24.10.22

Silencio, por José A. García

 

 

―Más o menos eso fue lo que sucedió ―dijo apoyando el pocillo de café vacío sobre el diminuto plato de loza mientras sonreía.

Por momentos los ruidos de la cafetería resultaban un tanto ensordecedores y molestos cuando no eran reemplazados por un breve instante de silencio que rápidamente volvía a ser roto por los mismos ruidos, en una secuencia que se repetía como si formara parte de un bucle, como algo de lo que por más que se lo intente no puede escaparse.

―¿Qué cosa? ―preguntó ella un tanto sorprendida por la respuesta que acababa de recibir.

―Para lo que me preguntaste, esa fue mi explicación.

―No es cierto.

―¿Cómo que no? ―esta vez él era el sorprendido.

―Te quedaste en silencio por casi veinte minutos mirando el contenido del pocillo. No dijiste nada. Al principio pensé que no sabías cómo responder o qué decirme. Luego pensé que te sería difícil encontrar las palabras adecuadas, como solías decir. A los diez minutos de silencio pensé que tal vez no tenías una respuesta para darme, porque no sabías qué decir o porque no habías comprendido la pregunta y no tenías el valor para reconocerlo. Llegaba a la conclusión de que no te importaba y que esta no era más que otra de tus formas de tomarme el pelo cuando te escuché decir: “Más o menos eso fue lo que sucedió”. Pero no has dicho nada.

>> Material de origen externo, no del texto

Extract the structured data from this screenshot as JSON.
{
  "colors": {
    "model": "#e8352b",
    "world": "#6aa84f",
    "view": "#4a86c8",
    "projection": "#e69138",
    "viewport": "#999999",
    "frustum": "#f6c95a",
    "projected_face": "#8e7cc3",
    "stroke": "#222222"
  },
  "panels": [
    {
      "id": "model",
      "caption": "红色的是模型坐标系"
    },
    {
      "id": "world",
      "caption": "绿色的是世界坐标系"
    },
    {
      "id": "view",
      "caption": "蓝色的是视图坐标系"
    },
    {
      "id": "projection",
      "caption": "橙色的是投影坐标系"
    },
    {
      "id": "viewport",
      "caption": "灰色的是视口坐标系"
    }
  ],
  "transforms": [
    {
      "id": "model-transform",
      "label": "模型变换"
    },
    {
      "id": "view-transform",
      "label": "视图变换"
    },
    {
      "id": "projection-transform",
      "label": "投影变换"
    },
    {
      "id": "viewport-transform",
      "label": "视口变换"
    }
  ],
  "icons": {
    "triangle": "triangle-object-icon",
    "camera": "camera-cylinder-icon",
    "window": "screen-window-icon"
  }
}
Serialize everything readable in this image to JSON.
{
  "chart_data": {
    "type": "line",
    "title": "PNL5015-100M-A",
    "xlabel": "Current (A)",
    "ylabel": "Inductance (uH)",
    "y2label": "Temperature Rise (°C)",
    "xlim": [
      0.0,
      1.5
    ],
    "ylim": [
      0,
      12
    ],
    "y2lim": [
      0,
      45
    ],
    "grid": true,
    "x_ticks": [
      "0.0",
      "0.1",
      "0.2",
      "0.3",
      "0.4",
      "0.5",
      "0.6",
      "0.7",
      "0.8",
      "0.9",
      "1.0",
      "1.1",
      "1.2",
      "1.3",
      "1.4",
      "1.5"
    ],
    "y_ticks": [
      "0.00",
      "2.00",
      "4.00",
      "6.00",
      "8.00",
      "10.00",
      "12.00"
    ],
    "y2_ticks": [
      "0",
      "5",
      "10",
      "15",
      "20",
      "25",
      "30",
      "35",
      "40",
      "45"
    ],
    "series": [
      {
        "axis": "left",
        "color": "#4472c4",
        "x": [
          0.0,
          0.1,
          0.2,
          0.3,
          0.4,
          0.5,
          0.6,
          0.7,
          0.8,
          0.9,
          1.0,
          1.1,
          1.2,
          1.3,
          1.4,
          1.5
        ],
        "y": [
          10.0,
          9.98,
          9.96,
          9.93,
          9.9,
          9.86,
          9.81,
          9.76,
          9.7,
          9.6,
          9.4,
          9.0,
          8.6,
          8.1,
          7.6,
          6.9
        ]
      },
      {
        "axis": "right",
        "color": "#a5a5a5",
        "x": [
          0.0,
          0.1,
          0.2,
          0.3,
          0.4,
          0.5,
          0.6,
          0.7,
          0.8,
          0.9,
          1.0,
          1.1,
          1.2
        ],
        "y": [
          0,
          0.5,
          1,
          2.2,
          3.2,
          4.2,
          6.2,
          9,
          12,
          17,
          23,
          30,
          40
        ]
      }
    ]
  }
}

―Eso es imposible ―respondió él―. Te di una respuesta, no una simple justificación sin más, sino una explicación para mis motivaciones, mis razones y lo que pretendía lograr con mis actos. Te lo expliqué todo haciendo énfasis en que no pretendía lastimarte en modo alguno aunque tal vez hubiera sucedido como consecuencia de mis acciones u omisiones. No me quedé en silencio, hice todo esto.

―Tal vez pensabas que lo hacías ―dijo ella―, pero tus labios estaban sellados. Nada salió de tu boca.

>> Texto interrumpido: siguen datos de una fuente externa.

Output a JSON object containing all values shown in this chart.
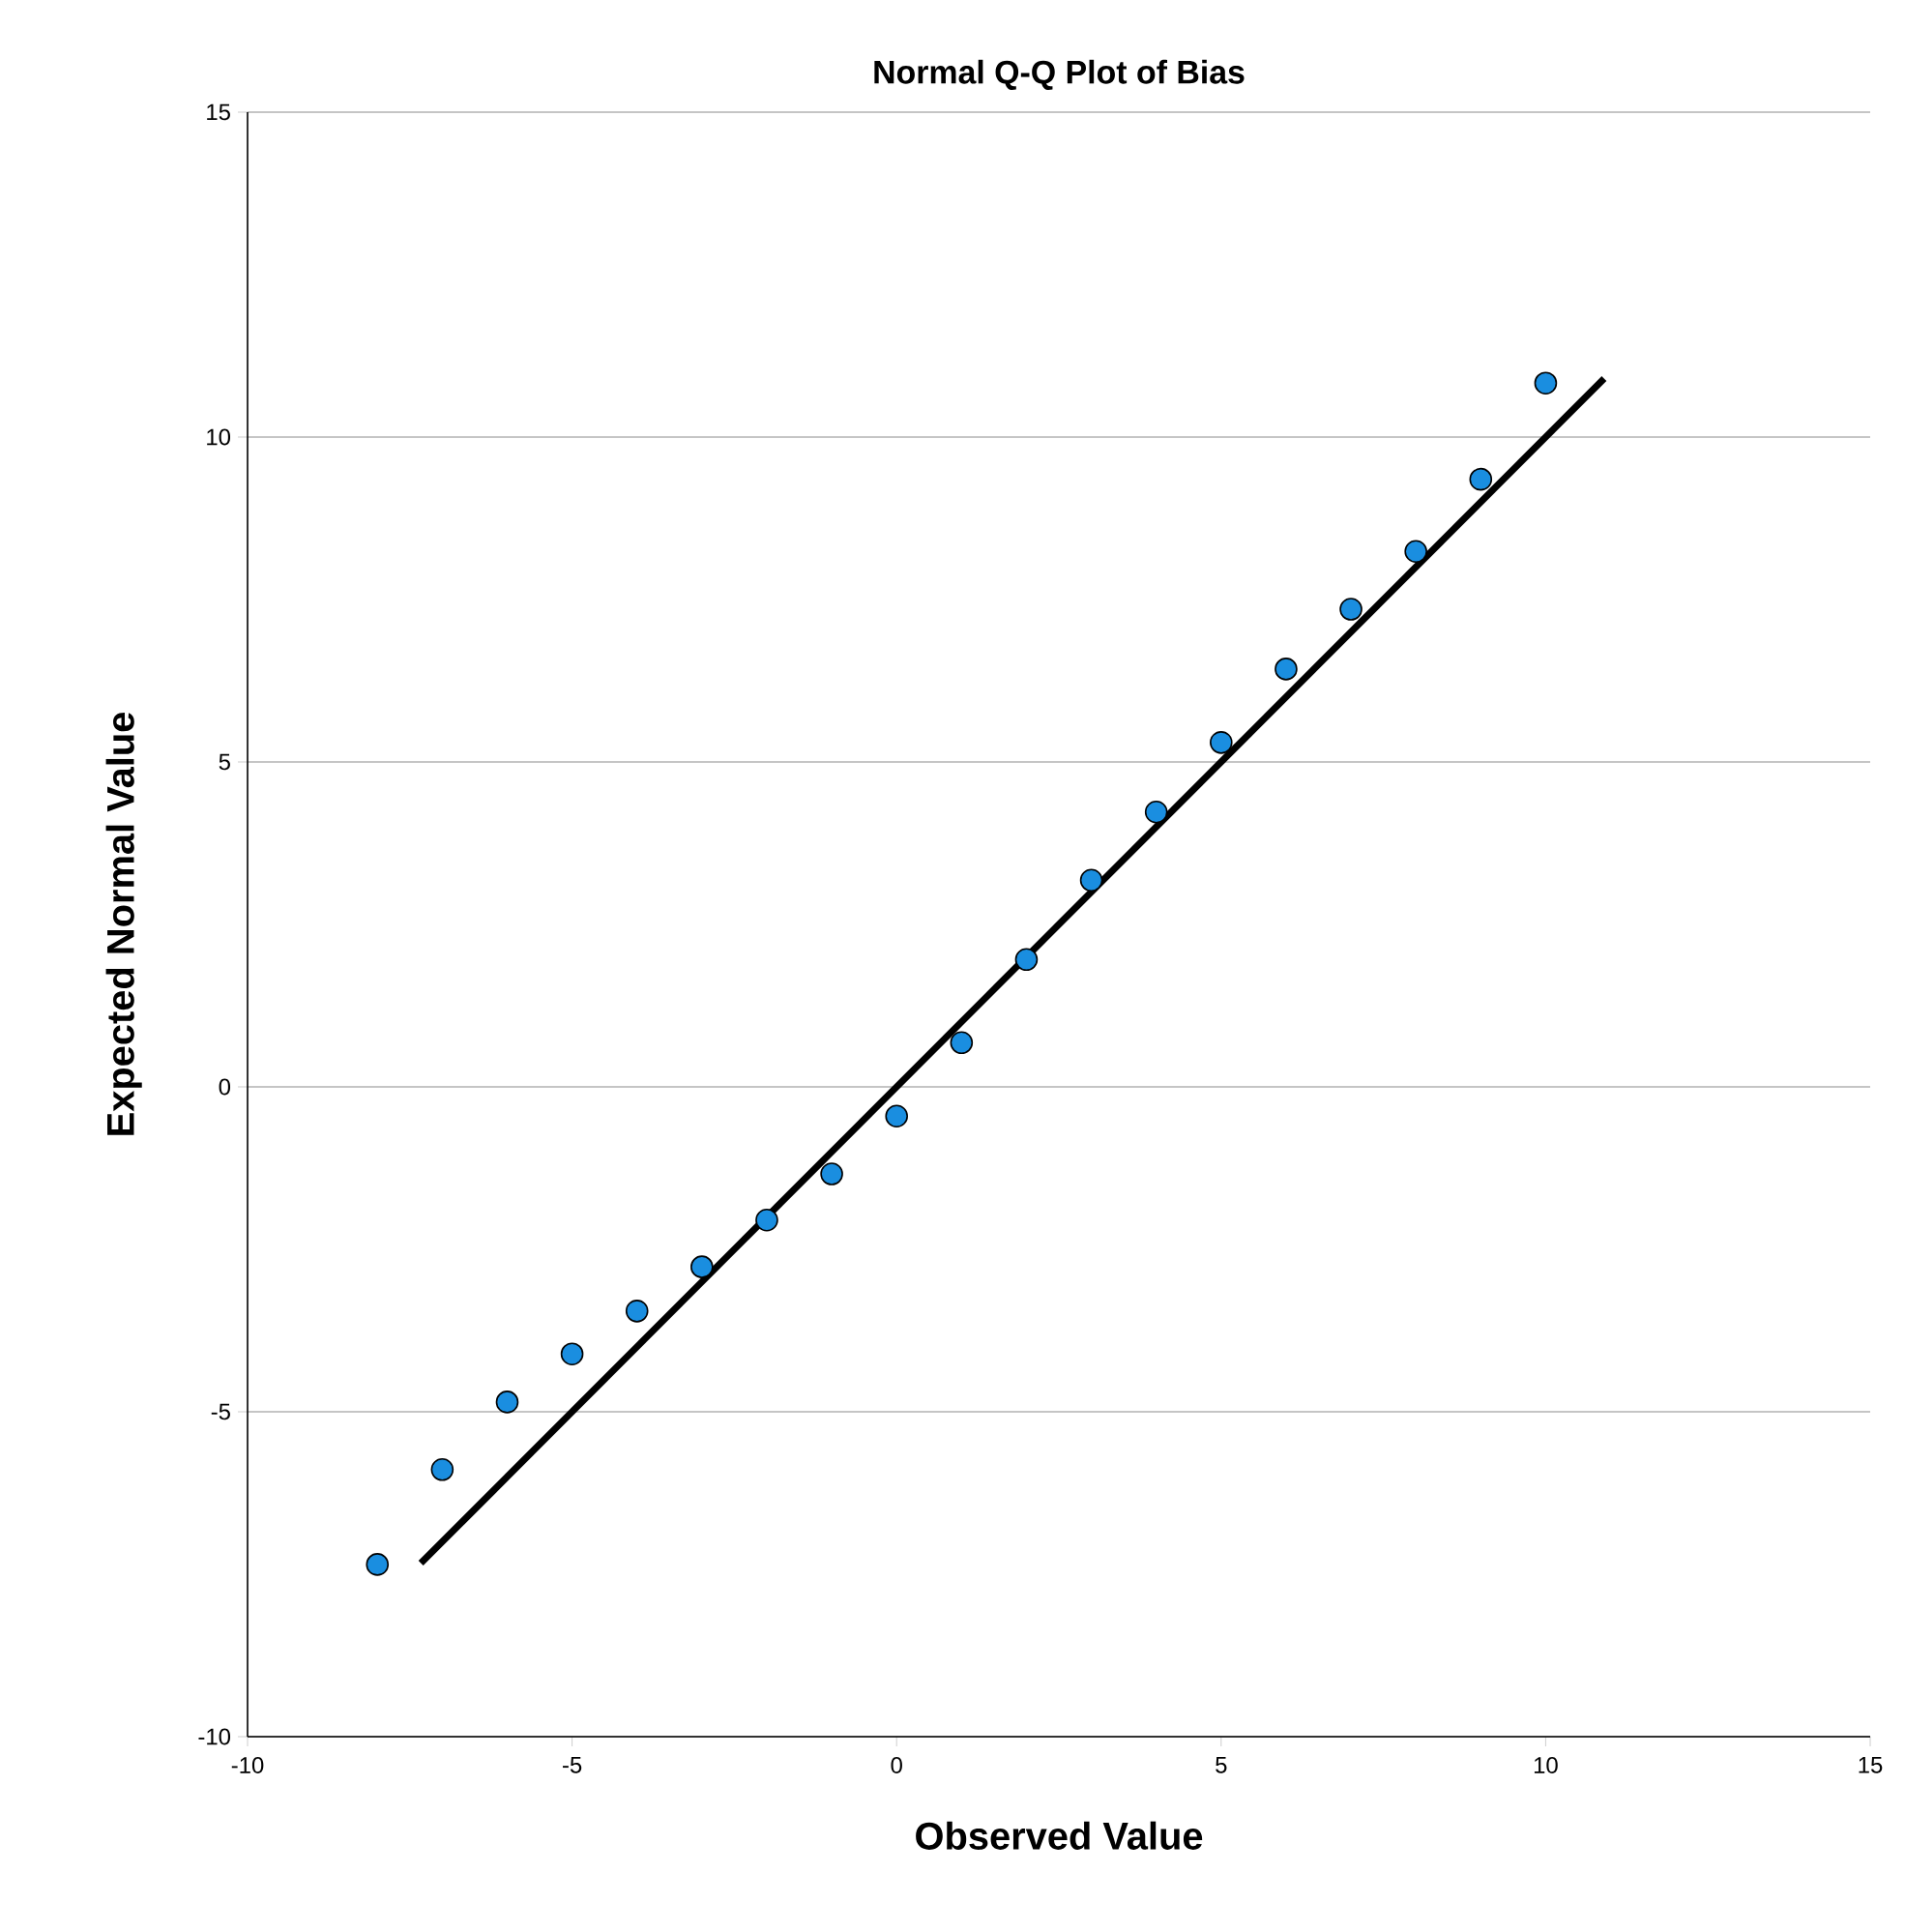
{
  "chart_data": {
    "type": "scatter",
    "title": "Normal Q-Q Plot of Bias",
    "xlabel": "Observed Value",
    "ylabel": "Expected Normal Value",
    "xlim": [
      -10,
      15
    ],
    "ylim": [
      -10,
      15
    ],
    "xticks": [
      -10,
      -5,
      0,
      5,
      10,
      15
    ],
    "yticks": [
      -10,
      -5,
      0,
      5,
      10,
      15
    ],
    "grid": "y",
    "series": [
      {
        "marker": "circle",
        "color": "#1a8ee0",
        "x": [
          -8,
          -7,
          -6,
          -5,
          -4,
          -3,
          -2,
          -1,
          0,
          1,
          2,
          3,
          4,
          5,
          6,
          7,
          8,
          9,
          10
        ],
        "values": [
          -7.35,
          -5.89,
          -4.85,
          -4.11,
          -3.45,
          -2.77,
          -2.05,
          -1.34,
          -0.45,
          0.68,
          1.96,
          3.18,
          4.23,
          5.3,
          6.43,
          7.35,
          8.24,
          9.35,
          10.83
        ]
      },
      {
        "type": "line",
        "marker": "none",
        "color": "#000000",
        "x": [
          -7.33,
          10.9
        ],
        "values": [
          -7.33,
          10.9
        ]
      }
    ]
  }
}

Se miraron en silencio. Él hizo una seña y el mozo reemplazó los pocillos vacíos por otros llenos luego de repasar la mesa y dejar más sobres de azúcar a la mano.

―¿Y bien? ―dijo ella luego de probar su café.

―¿Qué?

―¿Necesitas que repita mi pregunta?

―No hace falta ―respondió él removiendo el café al que acababa de agregarle más azúcar―. Te escuché la primera vez.

―¿Me darás una respuesta entonces?

―Claro ―respondió él una vez más levantando lentamente el pocillo antes de mirar al vacío más allá de la mesa que ocupaban, más allá de todos esos ruidos interrumpidos por momentos por el frágil y tenso silencio, más allá de la cafetería, más allá de las palabras.

Él seguía mirando mientras ella se levantaba, tomaba su abrigo y su cartera y se alejaba sin volver la mirada, dejándolo solo, hundido en sus pensamientos, buscando la clave para salvar aquello que sabían que entre ellos dos ya no existía.